Читаем Липяги. Из записок сельского учителя полностью

Крякнув, Авданя побежал к вагонному буферу, висевшему па углу пожарки, и стал ударять по буферу костылем.

Раньше при пожаре били в набат. На всю округу, бывало, звучал церковный колокол. Заслышав гул набата, сбегались с полей мужики, спешили на помощь крестьяне с бочками из соседних сел.

Теперь не то: заметив пожар, Авданя, по инструкции, должен бить в вагонный буфер, созывая свою добровольную дружину. Но поскольку никакой дружины на самом деле не было, а удары по буферу в селе не слышны, то Авданя постучал немного, больше для того, чтобы придать себе «боевое» настроение, и трух-трух — в пожарку.

Я уже вывел лошадей из конюшни. Мы стали их впрягать.

От лавки сельпо, от бывшего здания сельсовета, где теперь помещалась бригадная контора, — отовсюду бежали люди. Кто-то впрягал логун с водой; вдвоем с Авданей мы выволакивали пожарную машину, но дело у нас что-то не ладилось. Я еще затягивал чересседельник, когда повозка с логуном загромыхала по площади. На передке дрог, к которым была прикреплена бочка, сидел Стахан.

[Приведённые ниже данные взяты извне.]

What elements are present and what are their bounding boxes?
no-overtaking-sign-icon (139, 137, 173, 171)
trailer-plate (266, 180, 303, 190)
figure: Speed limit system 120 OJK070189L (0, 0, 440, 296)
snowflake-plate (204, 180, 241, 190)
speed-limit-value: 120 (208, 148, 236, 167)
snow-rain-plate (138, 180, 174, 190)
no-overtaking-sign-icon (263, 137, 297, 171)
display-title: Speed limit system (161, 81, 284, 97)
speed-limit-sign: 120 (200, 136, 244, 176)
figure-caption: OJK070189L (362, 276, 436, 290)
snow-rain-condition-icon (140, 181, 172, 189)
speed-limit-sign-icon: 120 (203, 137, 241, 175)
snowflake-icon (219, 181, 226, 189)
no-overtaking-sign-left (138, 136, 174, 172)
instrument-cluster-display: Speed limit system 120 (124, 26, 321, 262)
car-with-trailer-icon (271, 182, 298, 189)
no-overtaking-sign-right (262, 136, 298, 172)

Авданя суетился, то и дело чертыхаясь. В довершение всего впопыхах долго не могли найти вожжей. Нашли мы их в углу пожарки: ими была связана охапка сена, не то только что принесенного, не то приготовленного для того, чтобы ее унести.

Наконец все было готово. Тут выяснилось, что на Авдане нет «боевой» формы. Евдоким Кузьмич сбегал в мазанку и вышел оттуда в блестящей пожарной каске.

— Но-о!

Авданя вскочил на козлы, прочно привинченные на передке качалки, и кнутовищем огрел буланого мерина. Тот отбрыкнулся, потрусил спорой рысцой. Под горку бежать было легко, стоило только разогнаться. Меринок почуял это, припустил шустрее. Видно, ему надоело стоять в полутемной конюшне, и то, что мы кричали на него, понукая, тоже веселило его.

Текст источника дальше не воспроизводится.